Le opzioni da scegliere
L’esempio italiano dimostra che le misure devono essere messe in atto immediatamente, messe in atto con assoluta chiarezza e fatte rispettare rigorosamente. (Jason Horowitz)
Queste parole sono di Jason Horowitz, sul New York Times del 22 marzo. In effetti, seppur tardivamente, qualche paese che aveva atteggiamenti supponenti come quelli descritti nei paragrafi precedenti, ha poi seguito il suo consiglio.
Sulla chiarezza dal punto di vista comportamentale ho già detto, dal punto di vista del diritto lascio la parola a chi ne sa (Sabino Cassese sul Corriere del 24 marzo).
Circa il mettere in atto c’è un punto importante da chiarire: uso una metafora medica, in modo generico, sperando che il prof. Burioni non me ne voglia: la somministrazione sottodosaggio di un farmaco, sia un antibiotico per combattere un’infezione, o un antidolorifico per attenuare la sofferenza, è una delle scelte peggiori, non ottiene gli effetti dovuti e presenta comunque la tossicità di ogni farmaco. Il dosaggio va fatto conoscendo le caratteristiche del soggetto e della malattia da curare (per questo si consiglia di rivolgersi al proprio medico curante e di non seguire i consigli del vicino di casa).
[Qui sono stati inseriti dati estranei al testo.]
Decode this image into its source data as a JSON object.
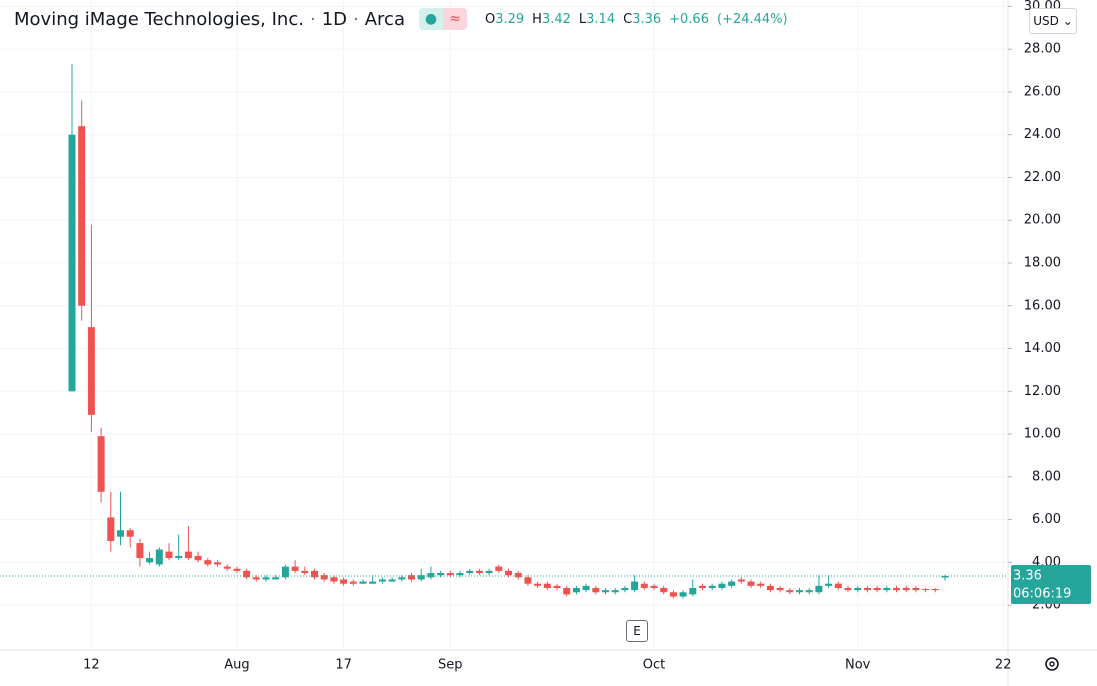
{
  "chart_data": {
    "type": "candlestick",
    "title": "Moving iMage Technologies, Inc.",
    "interval": "1D",
    "exchange": "Arca",
    "currency": "USD",
    "legend": [
      {
        "label": "O",
        "value": "3.29"
      },
      {
        "label": "H",
        "value": "3.42"
      },
      {
        "label": "L",
        "value": "3.14"
      },
      {
        "label": "C",
        "value": "3.36"
      }
    ],
    "change": "+0.66",
    "change_percent": "(+24.44%)",
    "last_price": 3.36,
    "last_price_label": "3.36",
    "countdown": "06:06:19",
    "earnings_label": "E",
    "up_color": "#26a69a",
    "down_color": "#ef5350",
    "grid": true,
    "ylim": [
      -0.1,
      30.3
    ],
    "yticks": [
      {
        "value": 2,
        "label": "2.00"
      },
      {
        "value": 4,
        "label": "4.00"
      },
      {
        "value": 6,
        "label": "6.00"
      },
      {
        "value": 8,
        "label": "8.00"
      },
      {
        "value": 10,
        "label": "10.00"
      },
      {
        "value": 12,
        "label": "12.00"
      },
      {
        "value": 14,
        "label": "14.00"
      },
      {
        "value": 16,
        "label": "16.00"
      },
      {
        "value": 18,
        "label": "18.00"
      },
      {
        "value": 20,
        "label": "20.00"
      },
      {
        "value": 22,
        "label": "22.00"
      },
      {
        "value": 24,
        "label": "24.00"
      },
      {
        "value": 26,
        "label": "26.00"
      },
      {
        "value": 28,
        "label": "28.00"
      },
      {
        "value": 30,
        "label": "30.00"
      }
    ],
    "categories": [
      null,
      null,
      "12",
      null,
      null,
      null,
      null,
      null,
      null,
      null,
      null,
      null,
      null,
      null,
      null,
      null,
      null,
      "Aug",
      null,
      null,
      null,
      null,
      null,
      null,
      null,
      null,
      null,
      null,
      "17",
      null,
      null,
      null,
      null,
      null,
      null,
      null,
      null,
      null,
      null,
      "Sep",
      null,
      null,
      null,
      null,
      null,
      null,
      null,
      null,
      null,
      null,
      null,
      null,
      null,
      null,
      null,
      null,
      null,
      null,
      null,
      null,
      "Oct",
      null,
      null,
      null,
      null,
      null,
      null,
      null,
      null,
      null,
      null,
      null,
      null,
      null,
      null,
      null,
      null,
      null,
      null,
      null,
      null,
      "Nov",
      null,
      null,
      null,
      null,
      null,
      null,
      null,
      null,
      null,
      null,
      null,
      null,
      null,
      null,
      "22"
    ],
    "open": [
      12.0,
      24.4,
      15.0,
      9.9,
      6.1,
      5.2,
      5.5,
      4.9,
      4.0,
      3.9,
      4.5,
      4.2,
      4.5,
      4.3,
      4.1,
      4.0,
      3.8,
      3.7,
      3.6,
      3.3,
      3.2,
      3.2,
      3.3,
      3.8,
      3.6,
      3.6,
      3.4,
      3.3,
      3.2,
      3.1,
      3.0,
      3.0,
      3.1,
      3.1,
      3.2,
      3.4,
      3.2,
      3.3,
      3.4,
      3.5,
      3.4,
      3.5,
      3.6,
      3.5,
      3.8,
      3.6,
      3.5,
      3.3,
      3.0,
      3.0,
      2.9,
      2.8,
      2.6,
      2.7,
      2.8,
      2.6,
      2.6,
      2.7,
      2.7,
      3.0,
      2.9,
      2.8,
      2.6,
      2.4,
      2.5,
      2.9,
      2.8,
      2.8,
      2.9,
      3.2,
      3.1,
      3.0,
      2.9,
      2.8,
      2.7,
      2.6,
      2.6,
      2.6,
      2.9,
      3.0,
      2.8,
      2.7,
      2.8,
      2.8,
      2.7,
      2.8,
      2.8,
      2.8,
      2.75,
      2.75,
      3.29,
      null,
      null,
      null,
      null,
      null,
      null
    ],
    "high": [
      27.3,
      25.6,
      19.8,
      10.3,
      7.3,
      7.3,
      5.6,
      5.1,
      4.5,
      4.7,
      4.9,
      5.3,
      5.7,
      4.5,
      4.2,
      4.1,
      3.9,
      3.8,
      3.7,
      3.4,
      3.4,
      3.4,
      3.9,
      4.1,
      3.8,
      3.7,
      3.5,
      3.4,
      3.3,
      3.2,
      3.2,
      3.4,
      3.3,
      3.3,
      3.4,
      3.5,
      3.7,
      3.8,
      3.6,
      3.6,
      3.6,
      3.7,
      3.7,
      3.7,
      3.9,
      3.7,
      3.6,
      3.4,
      3.1,
      3.1,
      3.0,
      2.9,
      2.9,
      3.0,
      2.9,
      2.8,
      2.8,
      2.9,
      3.4,
      3.1,
      3.0,
      2.9,
      2.7,
      2.7,
      3.2,
      3.0,
      3.0,
      3.1,
      3.2,
      3.3,
      3.2,
      3.1,
      3.0,
      2.9,
      2.8,
      2.8,
      2.8,
      3.4,
      3.4,
      3.1,
      2.9,
      2.9,
      2.9,
      2.9,
      2.9,
      2.9,
      2.9,
      2.9,
      2.8,
      2.8,
      3.42,
      null,
      null,
      null,
      null,
      null,
      null
    ],
    "low": [
      12.0,
      15.3,
      10.1,
      6.8,
      4.5,
      4.8,
      4.7,
      3.8,
      3.9,
      3.8,
      4.1,
      4.1,
      4.1,
      4.0,
      3.8,
      3.8,
      3.6,
      3.5,
      3.2,
      3.1,
      3.1,
      3.2,
      3.2,
      3.5,
      3.4,
      3.2,
      3.1,
      3.0,
      2.9,
      2.9,
      3.0,
      3.0,
      3.0,
      3.1,
      3.1,
      3.1,
      3.1,
      3.2,
      3.3,
      3.3,
      3.3,
      3.4,
      3.4,
      3.4,
      3.5,
      3.3,
      3.2,
      2.9,
      2.8,
      2.7,
      2.7,
      2.4,
      2.5,
      2.6,
      2.5,
      2.5,
      2.5,
      2.6,
      2.6,
      2.7,
      2.7,
      2.5,
      2.3,
      2.3,
      2.4,
      2.7,
      2.7,
      2.7,
      2.8,
      3.0,
      2.8,
      2.8,
      2.6,
      2.6,
      2.5,
      2.5,
      2.5,
      2.5,
      2.8,
      2.7,
      2.6,
      2.6,
      2.6,
      2.6,
      2.6,
      2.6,
      2.6,
      2.6,
      2.6,
      2.6,
      3.14,
      null,
      null,
      null,
      null,
      null,
      null
    ],
    "close": [
      24.0,
      16.0,
      10.9,
      7.3,
      5.0,
      5.5,
      5.2,
      4.2,
      4.2,
      4.6,
      4.2,
      4.3,
      4.2,
      4.1,
      3.9,
      3.9,
      3.7,
      3.6,
      3.3,
      3.2,
      3.3,
      3.3,
      3.8,
      3.6,
      3.5,
      3.3,
      3.2,
      3.1,
      3.0,
      3.0,
      3.1,
      3.1,
      3.2,
      3.2,
      3.3,
      3.2,
      3.4,
      3.5,
      3.5,
      3.4,
      3.5,
      3.6,
      3.5,
      3.6,
      3.6,
      3.4,
      3.3,
      3.0,
      2.9,
      2.8,
      2.8,
      2.5,
      2.8,
      2.9,
      2.6,
      2.7,
      2.7,
      2.8,
      3.1,
      2.8,
      2.8,
      2.6,
      2.4,
      2.6,
      2.8,
      2.8,
      2.9,
      3.0,
      3.1,
      3.1,
      2.9,
      2.9,
      2.7,
      2.7,
      2.6,
      2.7,
      2.7,
      2.9,
      3.0,
      2.8,
      2.7,
      2.8,
      2.7,
      2.7,
      2.8,
      2.7,
      2.7,
      2.7,
      2.7,
      2.7,
      3.36,
      null,
      null,
      null,
      null,
      null,
      null
    ]
  }
}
Fuori di metafora il consiglio che l’esempio italiano può dare agli altri paesi (e che i loro governanti non seguiranno) è di partire subito con il dosaggio giusto, evitando interventi blandi a intensità progressiva. Il nostro paese sta ancora inseguendo il virus per questo motivo. Gli esperti sanitari (con qualche eccezione purtroppo) si erano espressi dall’inizio per una soluzione ad alto (giusto) dosaggio.
Spero sia chiaro a tutti che la soluzione lockdown, cioè chiusura totale delle attività-rimanere a casa, è necessaria ma non è sostenibile a lungo. Bisogna pensare ora anche al dopo, e bisogna pensare in termini strategici, sulla base di dati e di modelli. Tomas Pueyo, su Medium del 19 marzo, affronta sulla base dei dati il problema della scelta fra varie opzioni di intervento (mitigare vs sopprimere), usando la metafora the Hammer and the Dance, il martello e la danza. L’opzione martello significa agire subito in modo forte, chiusura e distanziamento totali. Se si adottano strategie di tracciamento dei contatti come quelle adottate in Cina, Korea, Singapore, questa fase può essere limitata nel tempo: dipende dalla capacità della popolazione di seguire disciplinatamente le regole (vedere sopra), in ogni caso possiamo ragionare in termini di settimane invece che di mesi di blocco e di isolamento totali.
La fase successiva è quella chiamata la danza. La metafora della danza viene usata nella psicologia del comportamento anche per descrivere le interazioni psicologiche genitori-figli, che si caratterizzano (dovrebbero) come un movimento armonico, sintonizzato, sincronizzato, agile. Nel caso dell’epidemia COVID-19 significa che dopo la fase Martello il virus non è stato debellato, però dovrebbe essere stato messo sotto controllo, per portare la mortalità a un livello accettabile e per guadagnare tempo in attesa dello sviluppo di un vaccino. Nella fase Danza continuano attività di quarantena, di test, di distanziamento sociale e di igiene, ma si eliminano le forme più severe di restrizione. Si modulano gli interventi in modo mirato a seconda delle zone e dei contesti, ma si fa riprendere la vita e l’attività di molte persone.
Ci serve tempo, dobbiamo prendere tempo, dice Pueio. Tempo da usare per sviluppare e applicare una strategia meditata, basata su dati attendibili, con il contributo degli esperti di molte discipline, che in questi giorni si sono espressi pubblicamente sui principali social media. E abbiamo bisogno anche del “coraggio della speranza”.